You haven’t been here very long and I am ashamed to admit that I have already done a handful of things that are sure to earn me the Worst Mother of the Year award, IF they gave such an award. I am not proud of these acts, but desperate times called for desperate measures. They include:
- Propping your bottle up on a burp cloth so that I didn’t have to hold it.
- Laying you on the floor of a public bathroom (on a changing mat of course) because there was no changing table, which really should be mandatory in all public restrooms to avoid this in the future.
- Laying you on the cold kitchen counter top while I prepared a bottle for you or downed my breakfast.
- Leaving you alone in the car for 49 seconds while I ran into the gas station to pay for gas because the ATM machine by the pump was broken. And, before you ask, yes, the doors were locked.
- Leaving a dirty diaper on you for so long, you had a major you-know-what blow out. It wasn’t pretty and I definitely learned my lesson.
- Putting you in a stroller without strapping you in.
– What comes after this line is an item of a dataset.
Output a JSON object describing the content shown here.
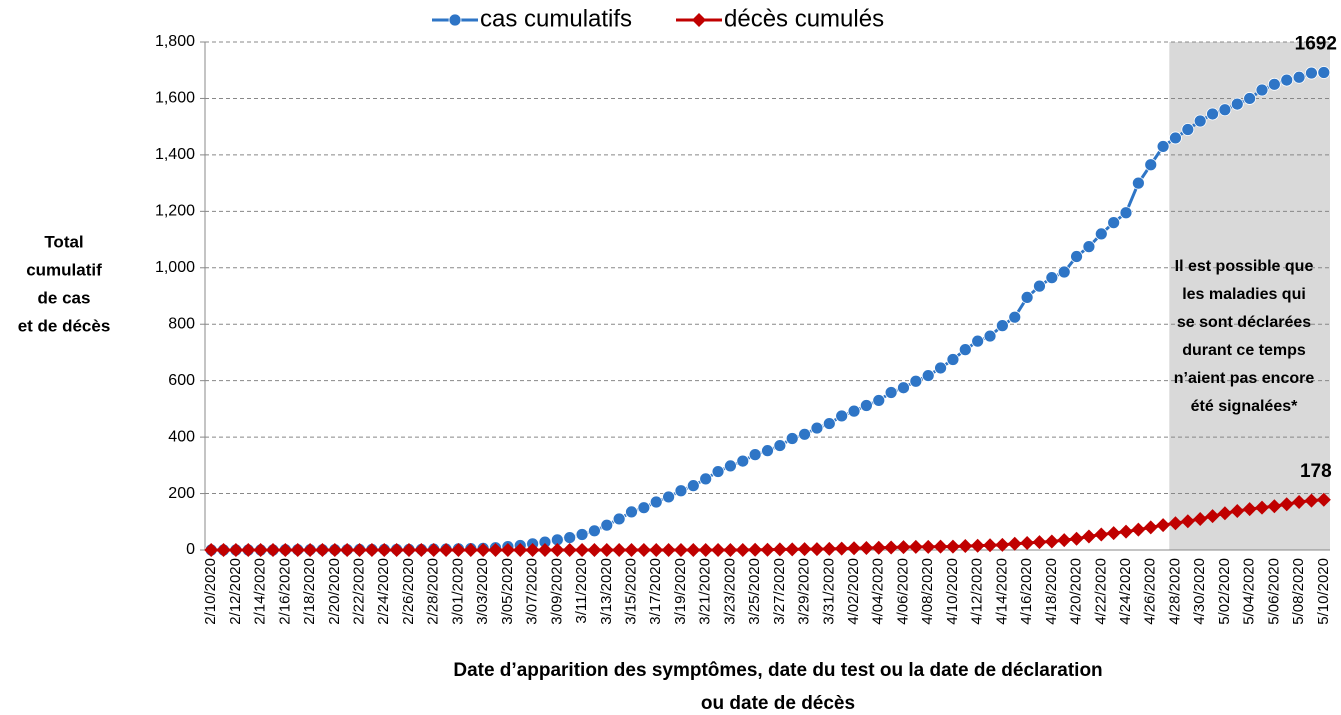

I hate to break it to you, but I guarantee, there will be more minor offenses in our future together, but I would NEVER intentionally put you in harm’s way. Not like the mother in Australia, whose stroller rolled onto train tracks with a six-month old on board and a train approaching. Thank goodness the baby was strapped in and only suffered a bump on the head. Could this mother be the Worst Mother of the Year? You be the judge. It can happen in a flash; in less than seven seconds my whole world could be turned upside down. I shutter at the thought.
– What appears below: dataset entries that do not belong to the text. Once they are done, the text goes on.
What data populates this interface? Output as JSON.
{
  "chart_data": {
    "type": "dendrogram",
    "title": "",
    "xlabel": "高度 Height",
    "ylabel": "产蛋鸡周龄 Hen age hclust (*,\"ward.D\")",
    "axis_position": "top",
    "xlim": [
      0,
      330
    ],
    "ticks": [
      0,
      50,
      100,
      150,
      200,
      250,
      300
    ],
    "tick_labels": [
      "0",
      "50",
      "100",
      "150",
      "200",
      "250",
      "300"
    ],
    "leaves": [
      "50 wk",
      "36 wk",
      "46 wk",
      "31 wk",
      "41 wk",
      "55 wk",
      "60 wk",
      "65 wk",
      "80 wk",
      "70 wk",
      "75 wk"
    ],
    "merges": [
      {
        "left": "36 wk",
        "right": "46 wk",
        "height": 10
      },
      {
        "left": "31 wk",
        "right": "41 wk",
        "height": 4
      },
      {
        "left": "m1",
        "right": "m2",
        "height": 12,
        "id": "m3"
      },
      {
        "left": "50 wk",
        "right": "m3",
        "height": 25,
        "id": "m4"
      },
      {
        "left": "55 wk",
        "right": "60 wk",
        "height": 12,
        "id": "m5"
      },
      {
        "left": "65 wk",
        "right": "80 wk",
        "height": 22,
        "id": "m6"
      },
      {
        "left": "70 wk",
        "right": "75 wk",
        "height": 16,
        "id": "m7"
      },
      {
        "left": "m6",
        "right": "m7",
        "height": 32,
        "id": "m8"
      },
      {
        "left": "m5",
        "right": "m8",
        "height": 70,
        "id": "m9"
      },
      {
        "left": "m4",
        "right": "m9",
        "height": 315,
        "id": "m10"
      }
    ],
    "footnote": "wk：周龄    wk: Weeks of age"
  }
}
The best is yet to be and once again, lesson learned! Never say never.
Leah says
There is NO WAY that you would ever for a second win worst mother of the year award.. sorry!
Gingerbreadmama says
I'm so with you on the changing stations in public restrooms. I wrote a scathing letter to Starbucks when Mattias was an infant because they have enormous bathrooms in every one I've been in, yet no changing tables. But they'll let homeless people come in, use the bathroom and sit in the chairs without making a purchase and they'll let people bring their little freaking dogs in too. Didn't get a response from them either…so they've lost some of my business (not all since you just can't escape Starbucks as they are everywhere) and most of my respect.